Ai Weiwei Will Fight Tax Charges "To the Death"

Reuters talks to a defiant Ai Weiwei following the imposition of a 15 million yuan ($2.4 million) tax bill on his design company, Beijing Fake Cultural Development Ltd:

“Will a person like Ai Weiwei surrender?” In my dictionary, there’s no such word ‘surrender’,” the bearded artist said at his home and studio in northeastern Beijing where a team of lawyers and tax experts and his wife, Lu Qing, were gathered ….

Ai said authorities had not shown him evidence of the alleged tax evasion and had told the manager and accountant of Beijing Fake Cultural Development Ltd., which has helped produce Ai’s internationally renowned art and designs, not to meet him.

According to Ai, the Public Security Bureau has labeled him the “controlling person” of the company, although his wife is the legal representative.

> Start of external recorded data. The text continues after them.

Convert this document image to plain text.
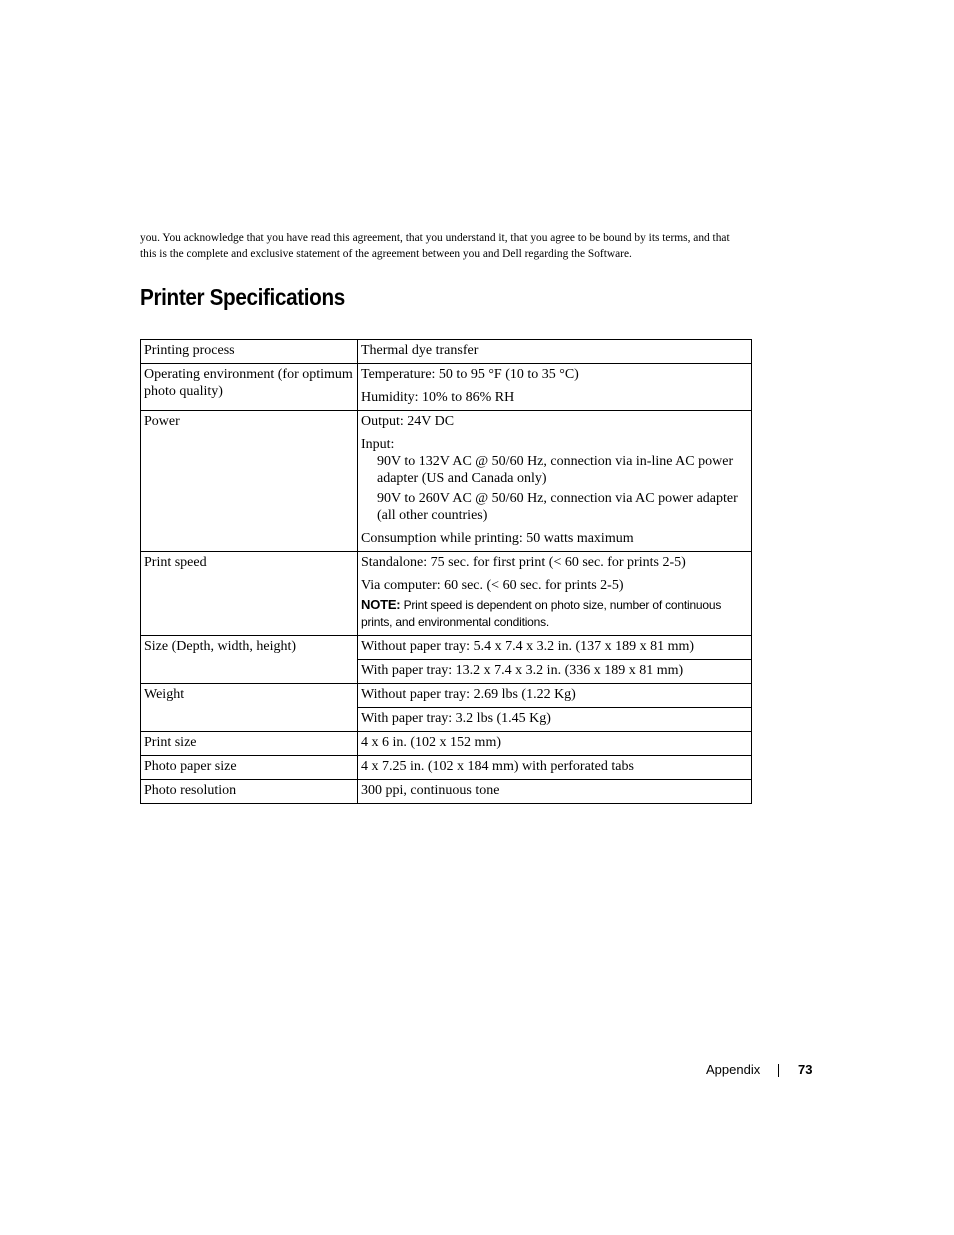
you. You acknowledge that you have read this agreement, that you understand it, that you agree to be bound by its terms, and that this is the complete and exclusive statement of the agreement between you and Dell regarding the Software.

Printer Specifications
Printing process	Thermal dye transfer
Operating environment (for optimum photo quality)	Temperature: 50 to 95 °F (10 to 35 °C)
Humidity: 10% to 86% RH

Power	Output: 24V DC
Input:
90V to 132V AC @ 50/60 Hz, connection via in-line AC power adapter (US and Canada only)
90V to 260V AC @ 50/60 Hz, connection via AC power adapter (all other countries)
Consumption while printing: 50 watts maximum

Print speed	Standalone: 75 sec. for first print (< 60 sec. for prints 2-5)
Via computer: 60 sec. (< 60 sec. for prints 2-5)
NOTE: Print speed is dependent on photo size, number of continuous prints, and environmental conditions.

Size (Depth, width, height)	Without paper tray: 5.4 x 7.4 x 3.2 in. (137 x 189 x 81 mm)
	With paper tray: 13.2 x 7.4 x 3.2 in. (336 x 189 x 81 mm)
Weight	Without paper tray: 2.69 lbs (1.22 Kg)
	With paper tray: 3.2 lbs (1.45 Kg)
Print size	4 x 6 in. (102 x 152 mm)
Photo paper size	4 x 7.25 in. (102 x 184 mm) with perforated tabs
Photo resolution	300 ppi, continuous tone
Appendix	73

Ai said that if he didn’t pay the penalty, his wife could go to jail.

“And for a country like that, I will fight them to the death,” he said.

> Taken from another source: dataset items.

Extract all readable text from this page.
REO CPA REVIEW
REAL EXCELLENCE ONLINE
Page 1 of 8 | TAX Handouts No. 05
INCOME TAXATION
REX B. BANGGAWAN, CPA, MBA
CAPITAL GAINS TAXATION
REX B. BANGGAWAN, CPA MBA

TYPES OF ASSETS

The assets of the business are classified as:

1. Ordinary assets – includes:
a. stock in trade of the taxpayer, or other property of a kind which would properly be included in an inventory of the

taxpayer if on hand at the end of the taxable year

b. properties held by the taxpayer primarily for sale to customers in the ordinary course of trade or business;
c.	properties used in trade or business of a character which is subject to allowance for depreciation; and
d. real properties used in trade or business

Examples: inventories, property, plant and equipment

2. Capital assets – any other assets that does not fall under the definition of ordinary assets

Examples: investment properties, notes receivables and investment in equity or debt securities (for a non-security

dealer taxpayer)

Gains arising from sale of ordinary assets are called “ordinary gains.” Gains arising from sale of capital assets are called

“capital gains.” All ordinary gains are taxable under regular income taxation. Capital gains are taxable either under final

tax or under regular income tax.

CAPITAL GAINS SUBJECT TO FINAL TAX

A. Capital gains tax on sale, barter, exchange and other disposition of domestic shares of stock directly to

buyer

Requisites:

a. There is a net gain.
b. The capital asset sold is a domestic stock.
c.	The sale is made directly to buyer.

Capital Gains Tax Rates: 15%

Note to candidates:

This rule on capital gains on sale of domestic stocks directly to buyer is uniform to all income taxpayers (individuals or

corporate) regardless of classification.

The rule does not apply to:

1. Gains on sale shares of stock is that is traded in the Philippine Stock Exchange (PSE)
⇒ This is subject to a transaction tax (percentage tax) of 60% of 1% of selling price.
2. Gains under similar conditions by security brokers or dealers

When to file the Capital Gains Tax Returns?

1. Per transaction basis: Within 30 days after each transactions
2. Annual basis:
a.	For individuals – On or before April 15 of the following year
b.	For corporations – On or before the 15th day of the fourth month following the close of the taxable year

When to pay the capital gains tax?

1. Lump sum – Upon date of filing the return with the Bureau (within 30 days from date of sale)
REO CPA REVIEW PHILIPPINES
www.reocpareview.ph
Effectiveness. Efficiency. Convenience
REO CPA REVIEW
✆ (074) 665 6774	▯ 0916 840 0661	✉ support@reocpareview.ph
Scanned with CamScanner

See also a BBC report including an audio interview with Ai Weiwei, and another from Al Jazeera English, to whom Ai said that the case was not about money: “It’s the issue of how a state can survive when they are not respectful of the law, when they’re clearly don’t have a clear procedure, transparency, or public discussion.” The Wall Street Journal agreed, describing the authorities’ actions as “absurdist”: “How else to describe a case in which the government has violated its own laws in pursuit of politicized justice?”

While his resolve to fight to the death will hopefully remain untested, Ai’s corpse has already caused consternation in the small German town where it has been on display. From TIME:

He Xiangyu’s art exhibit, “The Death of Marat,” in Bad Ems, Germany has everyone talking – about the corpse lying face down in a window display. Of course, it’s not really a corpse — it’s a statue effigy of Chinese activist Ai Weiwei.

Passersby are mistaking it for a human corpse, and, not surprisingly, have already alerted local authorities. “Several people had already called within days of the exhibition going up,” said Peter Steger, a spokesman for the police in Bad Ems. A local resident also filed charges for disturbing the peace of the dead, thinking the corpse was real.